Some of those emotions are about his loved ones back home. Born in Nigeria, James has worried about being able to travel to see family in West Africa. His mother, who lives in Benin, finally was able to visit this winter. She got vaccinated in the U.S. just before returning home.

“It will be much harder [for her] to do that back home,” James said. “It’s just really important to me to try to do whatever I can for her.”

Just as things started feeling more hopeful, Pretty Pink lost all its petals during the winter storm in February. James views this as a metaphor for the complicated process of moving forward. 

“It’s just that whole idea of healing. It’s not linear,” he said.

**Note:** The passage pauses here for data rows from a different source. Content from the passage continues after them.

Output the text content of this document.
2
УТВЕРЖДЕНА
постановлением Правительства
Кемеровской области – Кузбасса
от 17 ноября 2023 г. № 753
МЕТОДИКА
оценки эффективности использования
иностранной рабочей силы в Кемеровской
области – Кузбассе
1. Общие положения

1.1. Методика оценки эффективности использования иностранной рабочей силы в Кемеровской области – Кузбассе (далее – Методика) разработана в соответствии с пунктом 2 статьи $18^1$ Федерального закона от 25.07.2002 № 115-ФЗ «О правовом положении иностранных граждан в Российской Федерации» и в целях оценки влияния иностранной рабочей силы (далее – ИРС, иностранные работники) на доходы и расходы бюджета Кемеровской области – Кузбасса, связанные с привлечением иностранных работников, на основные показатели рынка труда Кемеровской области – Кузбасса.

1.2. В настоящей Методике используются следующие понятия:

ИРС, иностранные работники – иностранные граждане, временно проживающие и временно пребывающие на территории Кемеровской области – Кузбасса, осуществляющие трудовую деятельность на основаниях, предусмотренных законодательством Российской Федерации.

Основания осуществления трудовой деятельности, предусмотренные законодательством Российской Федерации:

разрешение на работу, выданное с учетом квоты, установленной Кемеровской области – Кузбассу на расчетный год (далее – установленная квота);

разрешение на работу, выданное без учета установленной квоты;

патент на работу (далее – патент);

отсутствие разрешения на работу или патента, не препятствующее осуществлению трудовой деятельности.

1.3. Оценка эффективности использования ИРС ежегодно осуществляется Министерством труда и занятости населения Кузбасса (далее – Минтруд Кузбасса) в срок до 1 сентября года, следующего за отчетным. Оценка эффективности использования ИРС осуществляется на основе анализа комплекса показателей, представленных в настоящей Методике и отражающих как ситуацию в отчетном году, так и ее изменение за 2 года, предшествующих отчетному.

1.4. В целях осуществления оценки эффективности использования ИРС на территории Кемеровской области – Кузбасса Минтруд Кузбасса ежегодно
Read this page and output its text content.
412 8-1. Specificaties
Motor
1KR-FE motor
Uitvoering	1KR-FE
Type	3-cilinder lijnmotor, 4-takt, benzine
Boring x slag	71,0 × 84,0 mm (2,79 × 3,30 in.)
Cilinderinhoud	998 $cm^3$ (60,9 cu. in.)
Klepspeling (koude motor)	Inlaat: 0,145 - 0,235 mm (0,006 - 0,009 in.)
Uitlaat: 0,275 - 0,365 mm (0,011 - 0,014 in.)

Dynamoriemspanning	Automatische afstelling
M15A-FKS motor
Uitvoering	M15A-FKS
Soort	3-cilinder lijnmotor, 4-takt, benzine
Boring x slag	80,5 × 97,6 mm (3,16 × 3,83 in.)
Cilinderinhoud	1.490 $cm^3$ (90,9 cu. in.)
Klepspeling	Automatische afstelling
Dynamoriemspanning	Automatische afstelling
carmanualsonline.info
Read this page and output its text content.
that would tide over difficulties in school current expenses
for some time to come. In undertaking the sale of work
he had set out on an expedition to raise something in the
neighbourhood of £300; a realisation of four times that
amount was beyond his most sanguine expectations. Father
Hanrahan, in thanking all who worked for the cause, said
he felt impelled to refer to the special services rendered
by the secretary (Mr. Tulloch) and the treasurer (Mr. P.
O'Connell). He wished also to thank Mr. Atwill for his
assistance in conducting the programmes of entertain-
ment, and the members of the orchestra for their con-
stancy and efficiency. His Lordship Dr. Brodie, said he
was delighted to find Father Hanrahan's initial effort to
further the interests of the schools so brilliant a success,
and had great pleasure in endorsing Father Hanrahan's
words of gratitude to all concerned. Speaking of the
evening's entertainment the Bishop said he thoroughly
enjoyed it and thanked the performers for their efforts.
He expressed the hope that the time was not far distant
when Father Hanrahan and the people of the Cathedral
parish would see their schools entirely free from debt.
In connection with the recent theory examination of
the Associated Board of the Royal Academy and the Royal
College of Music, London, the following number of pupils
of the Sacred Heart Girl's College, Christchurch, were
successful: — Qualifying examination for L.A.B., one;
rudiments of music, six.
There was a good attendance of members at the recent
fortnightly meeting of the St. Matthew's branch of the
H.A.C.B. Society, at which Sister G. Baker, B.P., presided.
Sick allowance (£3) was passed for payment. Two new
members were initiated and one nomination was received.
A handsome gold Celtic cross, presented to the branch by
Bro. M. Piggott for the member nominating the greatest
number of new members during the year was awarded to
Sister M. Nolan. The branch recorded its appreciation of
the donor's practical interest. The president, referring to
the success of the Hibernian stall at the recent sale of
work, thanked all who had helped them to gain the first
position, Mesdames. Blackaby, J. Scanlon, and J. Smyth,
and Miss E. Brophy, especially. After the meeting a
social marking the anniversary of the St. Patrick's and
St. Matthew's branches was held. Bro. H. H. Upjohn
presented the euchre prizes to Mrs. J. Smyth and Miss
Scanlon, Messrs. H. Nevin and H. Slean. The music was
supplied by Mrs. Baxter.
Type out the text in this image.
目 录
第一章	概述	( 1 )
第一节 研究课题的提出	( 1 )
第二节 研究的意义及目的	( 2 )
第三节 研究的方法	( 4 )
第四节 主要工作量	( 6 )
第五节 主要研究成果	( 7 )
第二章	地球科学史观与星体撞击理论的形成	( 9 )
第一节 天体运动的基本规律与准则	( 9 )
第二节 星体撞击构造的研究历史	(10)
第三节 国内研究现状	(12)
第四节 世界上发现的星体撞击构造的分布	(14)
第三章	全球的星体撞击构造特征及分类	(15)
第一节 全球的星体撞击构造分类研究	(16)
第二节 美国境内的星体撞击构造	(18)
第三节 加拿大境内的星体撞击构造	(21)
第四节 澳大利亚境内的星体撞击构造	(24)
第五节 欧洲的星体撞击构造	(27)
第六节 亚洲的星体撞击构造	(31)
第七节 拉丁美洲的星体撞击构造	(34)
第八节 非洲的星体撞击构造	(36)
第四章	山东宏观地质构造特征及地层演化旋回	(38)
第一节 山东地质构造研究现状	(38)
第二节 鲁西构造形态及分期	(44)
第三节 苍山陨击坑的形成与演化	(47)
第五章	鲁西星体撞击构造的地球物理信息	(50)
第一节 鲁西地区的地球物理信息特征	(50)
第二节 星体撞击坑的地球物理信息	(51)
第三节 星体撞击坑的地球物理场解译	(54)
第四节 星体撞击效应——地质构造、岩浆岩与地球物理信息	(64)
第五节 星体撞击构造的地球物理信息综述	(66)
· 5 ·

Outside his apartment, the world is going through its own ups and downs. South Congress Avenue, which James described feeling “like the 3 a.m. of a Monday morning” in his original love letter, now teems with open businesses and people at various stages of vaccination.

“People are trying to do the best they can and, with all things considered, move forward,” he said. 

And so is James. Inside his apartment, he writes music, prunes Pretty Pink back and makes hopeful plans to play more shows than he did last year.